E-Privacy Regulation
The ePrivacy Regulation was originally intended to replace the existing Privacy and Electronic Communications Directive (ePrivacy Directive) and create a modern legal framework for the protection of privacy in electronic communications. However, after an eight-year legislative process, the EU Commission has now withdrawn the project from its work program for 2025.
The goal of the planned regulation was to align the rules for electronic communications with the General Data Protection Regulation (GDPR). The focus was on the confidentiality of communications, the processing of communications data, and the storage and retrieval of information on end devices, such as through cookies and other tracking technologies. A key innovation would have been the explicit inclusion of Over-the-Top (OTT) communication services such as WhatsApp or Skype, which until now have not been subject to the same data protection rules as traditional telephony and SMS services.
The European Commission presented the first draft of the regulation in January 2017. Originally, the ePrivacy Regulation was supposed to come into force at the same time as the GDPR. However, while the European Parliament's LIBE Committee adopted its position as early as October 2017, it took until February 2021 for the Council of the EU to find a common position. Despite the subsequent trilogue negotiations, the significant differences between the positions of the Parliament and the Council could not be overcome.
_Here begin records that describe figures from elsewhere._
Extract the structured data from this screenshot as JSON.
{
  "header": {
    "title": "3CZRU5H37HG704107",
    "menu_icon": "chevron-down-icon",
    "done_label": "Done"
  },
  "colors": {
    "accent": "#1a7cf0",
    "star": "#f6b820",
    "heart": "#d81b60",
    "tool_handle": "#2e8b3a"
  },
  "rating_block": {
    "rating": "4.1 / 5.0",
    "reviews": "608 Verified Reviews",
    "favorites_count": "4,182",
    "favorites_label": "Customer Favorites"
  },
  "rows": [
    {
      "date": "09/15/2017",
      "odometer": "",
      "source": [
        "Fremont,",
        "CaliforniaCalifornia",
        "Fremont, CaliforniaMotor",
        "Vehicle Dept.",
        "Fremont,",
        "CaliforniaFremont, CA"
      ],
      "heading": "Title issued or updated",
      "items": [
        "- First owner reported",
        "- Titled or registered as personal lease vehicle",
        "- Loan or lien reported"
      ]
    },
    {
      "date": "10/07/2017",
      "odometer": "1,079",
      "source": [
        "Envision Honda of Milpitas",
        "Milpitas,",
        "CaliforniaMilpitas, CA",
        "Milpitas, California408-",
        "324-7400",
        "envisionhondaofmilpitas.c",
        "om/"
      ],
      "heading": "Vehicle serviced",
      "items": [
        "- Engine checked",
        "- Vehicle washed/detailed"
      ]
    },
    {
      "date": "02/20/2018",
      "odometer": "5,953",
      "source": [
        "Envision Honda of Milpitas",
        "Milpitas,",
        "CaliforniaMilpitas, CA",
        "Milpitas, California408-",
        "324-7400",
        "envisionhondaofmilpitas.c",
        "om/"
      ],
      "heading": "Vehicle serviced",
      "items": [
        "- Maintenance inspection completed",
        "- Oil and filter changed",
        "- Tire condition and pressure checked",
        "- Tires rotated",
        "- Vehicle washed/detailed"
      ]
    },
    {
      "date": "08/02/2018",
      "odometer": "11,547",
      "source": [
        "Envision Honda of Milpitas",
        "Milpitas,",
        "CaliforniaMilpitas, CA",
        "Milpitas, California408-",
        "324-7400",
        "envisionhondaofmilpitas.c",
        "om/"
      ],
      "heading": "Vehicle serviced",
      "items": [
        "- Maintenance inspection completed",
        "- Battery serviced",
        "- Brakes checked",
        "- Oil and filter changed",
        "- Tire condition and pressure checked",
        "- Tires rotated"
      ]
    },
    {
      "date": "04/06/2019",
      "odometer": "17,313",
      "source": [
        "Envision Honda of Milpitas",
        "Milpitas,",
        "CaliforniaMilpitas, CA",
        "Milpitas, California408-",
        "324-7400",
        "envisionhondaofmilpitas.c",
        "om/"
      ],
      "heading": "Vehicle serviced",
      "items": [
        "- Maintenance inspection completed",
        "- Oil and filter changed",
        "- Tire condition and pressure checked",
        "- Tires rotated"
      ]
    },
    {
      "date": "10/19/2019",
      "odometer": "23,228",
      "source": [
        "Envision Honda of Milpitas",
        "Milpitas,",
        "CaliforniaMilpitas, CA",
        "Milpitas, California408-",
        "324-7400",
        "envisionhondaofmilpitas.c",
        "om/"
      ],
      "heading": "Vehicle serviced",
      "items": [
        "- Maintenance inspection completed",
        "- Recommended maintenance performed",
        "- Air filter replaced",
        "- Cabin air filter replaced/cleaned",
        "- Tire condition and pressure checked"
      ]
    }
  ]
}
With the announcement of its work program for the year 2025 on February 12, the EU Commission has now completely withdrawn the legislative project on the ePrivacy Regulation and is planning an omnibus act for European digital law, the so-called "Digital Package" for the end of 2025. An omnibus act is a legislative instrument through which several laws can be enacted or amended simultaneously. Specifically, according to the EU Commission, the Digital Package aims to eliminate the multiple tracks in European digital legislation, to revise and harmonize existing digital regulatory frameworks, and to create a simplified, clear, and coherent legal framework for companies and administrations regarding data transfer.
For the elaboration of the "Digital Package," the Federal Commissioner for Data Protection and Freedom of Information (BfDI) wishes that the EU Commission would now implement elsewhere the repeatedly demanded data protection regulations that were originally envisioned in the ePrivacy Regulation. For this, the BfDI also hopes for corresponding commitment from the German Federal Government. Further developments remain to be seen.